Massiver Datenklau von 800'000 Kundendaten

"nicht besonders schützenswerte Personendaten"
Das ist der genaue Wortlaut des Schweizer Datenschutzgesetzes

---

@smoskito schrieb:

"nicht besonders schützenswerte Personendaten"
Das ist der genaue Wortlaut des Schweizer Datenschutzgesetzes

...nachzulesen z.B. hier. Dass sich diese juristisch korrekte Formulierung in den Ohren der Öffentlichkeit anhört wie "Name, Telefonnummer und Geburtsdatum sind doch nebensächliche Details", wäre vor Veröffentlichung der Mitteilung sicher einen Überlegung wert gewesen. Aber der Zug ist nun abgefahren. Klar hätte es noch schlimmer kommen können (Passwörter, Zahlungs- und Mahndetails, Verbindungsauszüge waren ja offenbar nicht betroffen), aber am angerichteten Image-Schlamassel ändert das nicht mehr viel.

Schade.

In der Tat ist es etwas ungünstig, dass man offenbar...

a) irgendwelchen Vetriebsheinis vollen Zugriff auf diese Daten gegeben hat, nur mit einem simplen Login geschützt (also ohne 2-Faktor-Authentifizierung o.ä.)

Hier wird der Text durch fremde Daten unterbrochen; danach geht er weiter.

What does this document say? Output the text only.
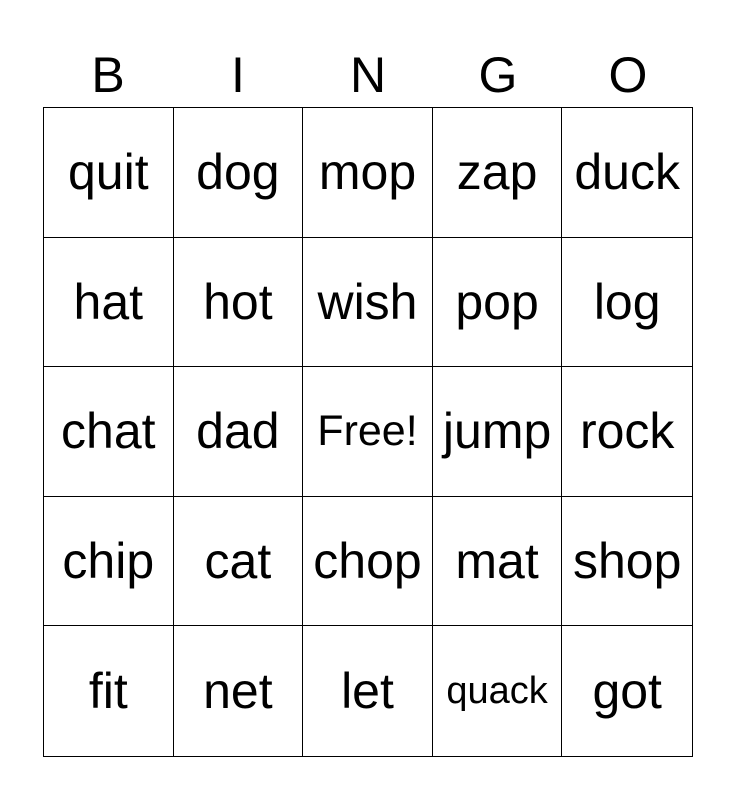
B	I	N	G	O
quit dog mop zap duck
hat	hot wish pop	log
chat dad Free! jump rock
chip	cat chop mat shop
fit	net	let	quack got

b) diesen auch "Massenabfragen" erlaubt hat, sodass mit diesem einen Login der ganze Datenbestand abgezügelt werden konnte (man hätte die Abfrage ja auf irgend eine realistische Menge pro Zeiteinheit beschränken können und dann monitoren lassen ob die Abfragemenge & -weise realistisch ist)

... aber ich hoffe mal, dass man aus Schaden klug wird und die entsprechenden Massnahmen jetzt im Nachhinein umsetzt.

Man muss immer im Hinterkopf halten: Swisscom ist die Firma, die die Mailpasswörter der Kunden erst 2017 "verschlüsselt" (bzw. wohl eher gehashed & salted) hat. Also gut 20 Jahre nachdem man jedem Webentwicklungs-Anfänger angefangen hat einzuschärfen, dass man auf keinen Fall Kundenpasswörter im Klartext speichern soll 😉

Nicht besonders schützenswerte Personendaten existieren im Datenschutzgesetz nicht.

Es existieren Personendaten und besonders schützenswerte Personendaten.

Ergo wurden Personendaten geklaut. Wobei, mit Glasfasertechnologie ist jedes Glas halb voll 😄

---

@cslu schrieb:

In der Tat ist es etwas ungünstig, dass man offenbar...

a) irgendwelchen Vetriebsheinis vollen Zugriff auf diese Daten gegeben hat, nur mit einem simplen Login geschützt (also ohne 2-Faktor-Authentifizierung o.ä.) 

---

In den Onlinemedien wird ein 'Vertriebspartner' erwähnt. Weiss man namentlich um wen es sich da handelt? 

---

@andiroid schrieb:

In den Onlinemedien wird ein 'Vertriebspartner' erwähnt. Weiss man namentlich um wen es sich da handelt? 

---

Ob "man" das weiss, weiss ich nicht. Ich weiss es jedenfalls nicht.

Letztlich ist es aber m.E. auch nebensächlich, denn man hätte seitens Swisscom eben ein vernünftiges System auf die Beine stellen müssen. Wenn man all diese Kundendaten nur mit einem simplen Login geschützt an "Hinz und Kunz" rausgibt (so ein Vertriebspartner hat ja typischerweise grosse Angriffsfläche und x Mitarbeiter deren 'Zuverlässigkeit' ausserhalb des Einfluss- und Kontrollbereiches der Swisscom liegt), dann ist so ein Vorfall doch nur eine Frage der Zeit.

Allerdings ist es ja leider mehr oder weniger der 'Normalzustand', dass fahrlässig mit Kundendaten umgegangen wird. Ich persönlich verwende fast überall einmalige und somit eindeutig Rückverfolgbare Adressen (im Stil von "sbb-tickets@meinedomain.ch", "tagesanzeiger-abo@meinedomain.ch" etc.) und muss leider feststellen, dass im Laufe der Jahre unzählige dieser Adressen "geleaked" sind und dann z.B. für den SPAM-Versand missbraucht wurden. (Dann ändere ich die jeweils und sperre die alte Adresse.) Witzig ist immer, wenn man die Anbieter dann jeweils damit konfrontiert. Meistens wollen sie von nichts wissen und streiten alles ab. (Eine "löbliche" Ausnahme war z.B. Digitec, welche das Datenleck wenigstens sofort zugegeben haben und kurze Zeit später auch öffentlich bekanntgegeben.)